— Что же, пройдёмся по заводам.
Цихоня перечислил заводы, назвал цифры, всюду дела были благополучны.
— Так. Теперь по цехам.
Оказалось, что кое-где некоторые цеха отстают.
— Почему? — спросил Онисимов.
Цихоня слегка затруднился. Положение в цехах он представлял себе не вполне отчётливо. Всё же в течение полутора-двух часов разговора вопрос о работе цехов был более или менее прояснён. Цихоня полагал, что беседа на этом закончится. Однако Онисимов неумолимо сказал:
— Теперь по печам.
— По печам?
— Да. И затем по станам.
— Но дело в том, что… Я этого не знаю. Этих сведений у меня нет.
— Не знаете? Что же вы тут делаете? Для чего вы тут сидите? За что вам выдают зарплату?
Начальник главка, ещё только что довольный собою, был нещадно высечен. Его круглые щёки уже не румянились, а багровели. Онисимов продолжал свой допрос-экзамен:
— Как идёт реконструкция Заднепровского трубного завода? Укладываетесь в график?
— Да. Но беспокоюсь, что некоторое оборудование запаздывает.
— Какое?
Цихоня дал обстоятельный, точный ответ.
— Покажите график доставки оборудования.
— Я это, товарищ нарком, знаю на память.
— На память? — протянул Онисимов. — Какой же срок ввода в эксплуатацию вам указан?
Цихоня без затруднения назвал срок.
— Где это задокументировано?
— В постановлении Совнаркома от 12 мая 1938 года.
— Неверно.
Цихоню прошиб пот. Как так неверно? Он отлично помнил эту дату.
— Нет, товарищ нарком, я не ошибаюсь, постановление от 12 мая.
— Неверно, — повторил Онисимов. Его бритая верхняя губа приподнялась. Жёсткая улыбка приоткрыла крепкие белые зубы. — Неверно, — сказал он в третий раз. — Не постановление, а распоряжение. Память-то, как видите, вас подвела».
Так необходимо было руководить в тридцатые и сороковые — чтобы выжить самому и противостоять хаосу. Потом всё стало ощутимо меняться. К концу пятидесятых прошёл страх и можно было уже спать по ночам — не только из-за прекращения «Большого террора», но и потому, что полуночник Сталин ненадолго переместился в Мавзолей и уже не было необходимости подстраиваться под его ритм жизни.
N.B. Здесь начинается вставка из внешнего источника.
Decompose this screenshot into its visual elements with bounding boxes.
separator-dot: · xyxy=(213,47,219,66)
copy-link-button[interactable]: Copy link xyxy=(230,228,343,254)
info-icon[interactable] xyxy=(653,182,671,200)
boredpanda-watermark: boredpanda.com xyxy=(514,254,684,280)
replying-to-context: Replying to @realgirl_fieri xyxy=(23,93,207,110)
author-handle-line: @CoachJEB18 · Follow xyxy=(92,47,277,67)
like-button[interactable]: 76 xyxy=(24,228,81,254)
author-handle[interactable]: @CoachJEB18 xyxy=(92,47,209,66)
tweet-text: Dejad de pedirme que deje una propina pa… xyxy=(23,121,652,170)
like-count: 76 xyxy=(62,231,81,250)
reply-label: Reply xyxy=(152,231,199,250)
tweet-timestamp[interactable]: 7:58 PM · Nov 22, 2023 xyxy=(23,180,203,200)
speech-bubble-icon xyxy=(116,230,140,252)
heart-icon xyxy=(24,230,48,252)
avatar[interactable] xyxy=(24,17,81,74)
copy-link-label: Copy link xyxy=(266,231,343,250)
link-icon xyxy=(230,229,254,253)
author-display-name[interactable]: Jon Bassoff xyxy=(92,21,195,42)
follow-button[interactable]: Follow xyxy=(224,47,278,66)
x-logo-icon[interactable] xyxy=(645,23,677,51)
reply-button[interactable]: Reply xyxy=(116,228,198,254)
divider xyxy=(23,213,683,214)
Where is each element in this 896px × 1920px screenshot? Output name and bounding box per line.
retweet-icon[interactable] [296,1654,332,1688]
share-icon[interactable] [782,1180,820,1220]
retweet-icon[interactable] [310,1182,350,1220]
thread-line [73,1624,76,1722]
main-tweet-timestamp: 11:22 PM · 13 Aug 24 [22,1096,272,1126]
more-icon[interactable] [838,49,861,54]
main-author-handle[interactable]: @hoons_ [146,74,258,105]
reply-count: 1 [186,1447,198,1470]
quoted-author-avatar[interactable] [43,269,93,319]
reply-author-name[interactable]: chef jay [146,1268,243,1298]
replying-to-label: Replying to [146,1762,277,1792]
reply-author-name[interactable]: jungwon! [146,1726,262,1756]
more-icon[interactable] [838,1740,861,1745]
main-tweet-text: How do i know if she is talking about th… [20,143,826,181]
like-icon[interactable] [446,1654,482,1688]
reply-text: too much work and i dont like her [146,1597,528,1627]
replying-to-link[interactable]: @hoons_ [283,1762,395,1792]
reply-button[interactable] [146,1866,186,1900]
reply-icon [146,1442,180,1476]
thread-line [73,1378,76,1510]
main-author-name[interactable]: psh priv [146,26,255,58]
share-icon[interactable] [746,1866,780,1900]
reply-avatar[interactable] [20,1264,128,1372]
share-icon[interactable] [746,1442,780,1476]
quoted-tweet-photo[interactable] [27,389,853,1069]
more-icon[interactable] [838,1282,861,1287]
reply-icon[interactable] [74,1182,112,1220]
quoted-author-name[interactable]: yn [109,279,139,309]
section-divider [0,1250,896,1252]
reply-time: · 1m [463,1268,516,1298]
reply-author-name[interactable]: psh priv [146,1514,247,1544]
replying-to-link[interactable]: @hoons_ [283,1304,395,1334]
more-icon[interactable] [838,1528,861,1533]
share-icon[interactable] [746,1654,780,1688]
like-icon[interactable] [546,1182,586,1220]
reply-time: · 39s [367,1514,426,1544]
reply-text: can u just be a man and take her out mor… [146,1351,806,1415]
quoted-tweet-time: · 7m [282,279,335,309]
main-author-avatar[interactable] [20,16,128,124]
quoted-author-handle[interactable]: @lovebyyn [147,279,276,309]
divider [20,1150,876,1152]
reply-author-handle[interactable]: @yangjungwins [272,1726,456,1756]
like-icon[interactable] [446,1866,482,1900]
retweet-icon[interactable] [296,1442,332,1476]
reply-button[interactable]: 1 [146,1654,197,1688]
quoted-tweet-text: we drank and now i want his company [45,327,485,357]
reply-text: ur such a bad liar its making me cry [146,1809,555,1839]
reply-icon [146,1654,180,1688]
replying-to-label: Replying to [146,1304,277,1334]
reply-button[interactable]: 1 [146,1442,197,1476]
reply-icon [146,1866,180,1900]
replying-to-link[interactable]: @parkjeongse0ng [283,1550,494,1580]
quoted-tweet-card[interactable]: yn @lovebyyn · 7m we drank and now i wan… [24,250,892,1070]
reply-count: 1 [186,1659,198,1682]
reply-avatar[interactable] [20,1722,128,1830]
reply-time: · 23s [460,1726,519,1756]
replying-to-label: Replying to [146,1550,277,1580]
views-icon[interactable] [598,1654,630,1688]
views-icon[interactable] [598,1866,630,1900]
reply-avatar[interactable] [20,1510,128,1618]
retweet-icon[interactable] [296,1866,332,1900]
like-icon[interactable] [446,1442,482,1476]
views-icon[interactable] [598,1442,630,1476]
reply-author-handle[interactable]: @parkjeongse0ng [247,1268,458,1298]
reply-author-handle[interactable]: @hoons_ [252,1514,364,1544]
Нет, ещё можно было всё знать и лично учитывать болты и гайки, но это было уже трудно. Концентрацию памяти и воли ещё можно было позволить себе в шестидесятые — во времена косыгинских реформ, когда воля руководителя во многом совпадала с волей подчинённых. Но в семидесятые это стало невозможно сразу по трём причинам. Во-первых, стремительно старело руководство. Напряжение работы всё менее и менее было ему свойственно. Во-вторых, другим стал народ: исчез страх уголовного наказания за прогул, лагеря — за невыполненную норму. В паспорта перестали ставить штамп о работе. Людям хотелось своего маленького счастья — садовый участок, собственная, пусть и крохотная, но отдельная квартира, эти желания естественны, нельзя же всё время жить как на войне. Понемногу главное дело уступало своё главенство частному, личному, но не оттого, что люди стали хуже. Просто таково их свойство, неизбывное и понятное. И в-третьих, свойство самой технической цивилизации. Не только отраслью, но и крупным заводом уже невозможно было руководить по-старому.
Был всё-таки человеческий предел руководства — можно бросить на весы всё: личную жизнь, уникальные свойства мозга, талант, доверие подчинённых… Но начинает работать закон больших чисел. Так случилось и с Поляковым.
О таком методе руководства опять же писал Александр Бек в своём романе «Новое назначение»: «Верный своему стилю — стилю управления, что отшлифован десятилетиями, — Александр Леонтьевич отнюдь не ограничивается изучением бумаг. Знакомясь со сводками, он то и дело поворачивается к телефонному столику, звонит по вертушке, — этим словечком именуются телефоны особой правительственной сети, — соединяется с министрами, с начальниками главков, требует ответа: почему снизилась выплавка на таком-то заводе, почему не изготовлен в срок заказ номер такой-то, из-за чего продолжается «непопадание в анализ» новой марки стали? Не довольствуясь объяснениями из министерских кабинетов, следуя правилу ничего не брать на веру, он нетерпеливо нажимает кнопку звонка, приказывает явившемуся мгновенно секретарю связать его, Онисимова, с заводом, вызвать к телефону директора или начальника цеха, а порой даже и мастера. У них, заводских людей, Онисимов перепроверяет услышанные по вертушке объяснения. Знать дело до последней мелочи, знать дело лучше всех, не доверять ни слову, ни бумаге — таков был его девиз. Держать аппарат в напряжении — так он сам определял свой метод.